Pourtant, son œuvre grandiose apparaît plus savante que scientifique. Elle est sans égale pour l’abondance des matériaux qui ont été mis au jour et pour le soin avec lequel ils ont été préparés. Mais peut-on en dire autant des synthèses qu’elle a produites ? Il semble bien qu’à mesure que le champ de l’histoire s’agrandissait, celui de la vision historique allait se rétrécissant, et il se rétrécissait davantage à mesure que l’on se rapprochait de notre temps, c’est-à-dire, reconnaissons-le, à mesure que le nationalisme et l’impérialisme s’affirmaient davantage. Il est frappant de voir à quel point le passé national attire et absorbe dans chaque pays l’attention des travailleurs. Et cela, sans doute, n’est pas un mal. Mais le mal gît dans l’esprit d’exclusivisme avec lequel on aborde ce passé. On s’enferme en lui, on ne voit que lui, et on se rend ainsi incapable de le comprendre. Au vrai, il faut reconnaître que ce qui manque le plus à nos histoires nationales, si brillantes qu’elles soient par ailleurs, c’est l’objectivité scientifique, et, disons le mot, l’impartialité. Et ce manque d’impartialité, je me garderai bien de dire qu’il est voulu, mais je dirai qu’il est fatal. Les préjugés de race, les préjugés politiques, les préjugés nationaux sont trop puissants sur l’homme pour qu’il puisse leur échapper, s’il ne se place hors de leur atteinte. Pour s’en affranchir, il faut qu’il s’élève jusqu’à cette hauteur d’où l’histoire apparaissant tout entière dans la majesté de son développement, les passions passagères du moment se calment et s’apaisent devant la sublimité du spectacle[3]. Comment y arriver, si ce n’est par la méthode comparative ? Elle seule est capable de faire éviter à l’historien les pièges qui l’entourent, de lui permettre d’apprécier à leur juste valeur, à leur degré précis de vérité scientifique, les faits qu’il étudie. Par elle, et par elle seule, l’histoire peut devenir une science et s’affranchir des idoles du sentiment. Elle le deviendra dans la mesure où elle adoptera pour l’histoire nationale le point de vue de l’histoire universelle. Dès lors, elle ne sera pas seulement exacte, elle sera aussi plus humaine. Le gain scientifique ira de pair avec le gain moral, et personne ne se plaindra si elle inspire un jour aux peuples, en leur montrant la solidarité de leurs destinées, un patriotisme plus fraternel, plus conscient et plus pur.
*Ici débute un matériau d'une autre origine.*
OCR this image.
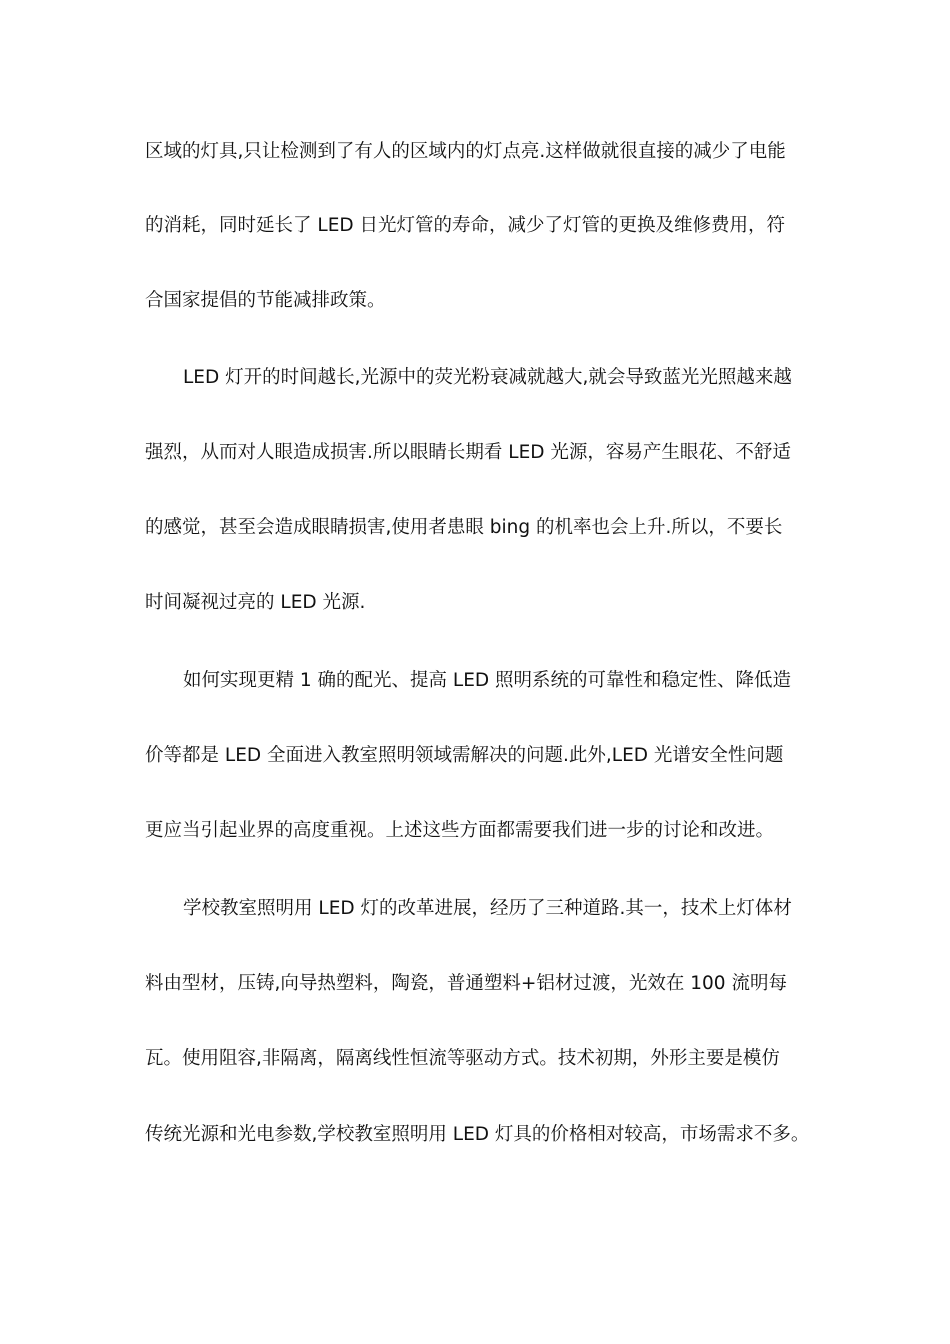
区域的灯具,只让检测到了有人的区域内的灯点亮.这样做就很直接的减少了电能
的消耗，同时延长了 LED 日光灯管的寿命，减少了灯管的更换及维修费用，符
合国家提倡的节能减排政策。
LED 灯开的时间越长,光源中的荧光粉衰减就越大,就会导致蓝光光照越来越
强烈，从而对人眼造成损害.所以眼睛长期看 LED 光源，容易产生眼花、不舒适
的感觉，甚至会造成眼睛损害,使用者患眼 bing 的机率也会上升.所以，不要长
时间凝视过亮的 LED 光源.
如何实现更精 1 确的配光、提高 LED 照明系统的可靠性和稳定性、降低造
价等都是 LED 全面进入教室照明领域需解决的问题.此外,LED 光谱安全性问题
更应当引起业界的高度重视。上述这些方面都需要我们进一步的讨论和改进。
学校教室照明用 LED 灯的改革进展，经历了三种道路.其一，技术上灯体材
料由型材，压铸,向导热塑料，陶瓷，普通塑料+铝材过渡，光效在 100 流明每
瓦。使用阻容,非隔离，隔离线性恒流等驱动方式。技术初期，外形主要是模仿
传统光源和光电参数,学校教室照明用 LED 灯具的价格相对较高，市场需求不多。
  1. Je n’ai pas besoin de faire observer que je ne parle qu’en général. Il y a eu d’admirables exceptions. Ici comme plus loin, je ne cherche à caractériser que la tendance dominante de l’histoire pendant la guerre. Je suis d’ailleurs très convaincu que les déformations qu’elle a subies ne sont que des réflexes inconscients provoqués par l’excitation sentimentale. Quand je parle du manque d’impartialité, je n’entends nullement parler d’un manque d’impartialité voulu. Certaines personne se sont, il est vrai, rendues coupables d’une altération intentionnelle de la vérité, mais ces personnes ne méritent à aucun égard le nom d’historiens, il n’en est pas question ici.
  2. On sait que c’est à cette critique de synthèse que s’appuie depuis plusieurs années l’excellente Revue de synthèse historique dirigée par M. H. Berr.
  3. Les idées exposées ici ne prétendent à aucune originalité. Elles étaient déjà dans l’air avant la guerre. Celui qui observe le mouvement général de la littérature historique constate combien les histoires universelles se sont multipliées depuis quelque temps. Un certain nombre d’entre elles étaient sans doute plus générales qu’universelles et visaient davantage à exposer les faits qu’à les expliquer. Il n’empêche que la tendance existait vers une conception historique plus scientifique. C’est cette conception qui préside à l’élaboration du grand ouvrage publié depuis 1920 sous la direction de M. H. Berr : L’évolution de l’humanité.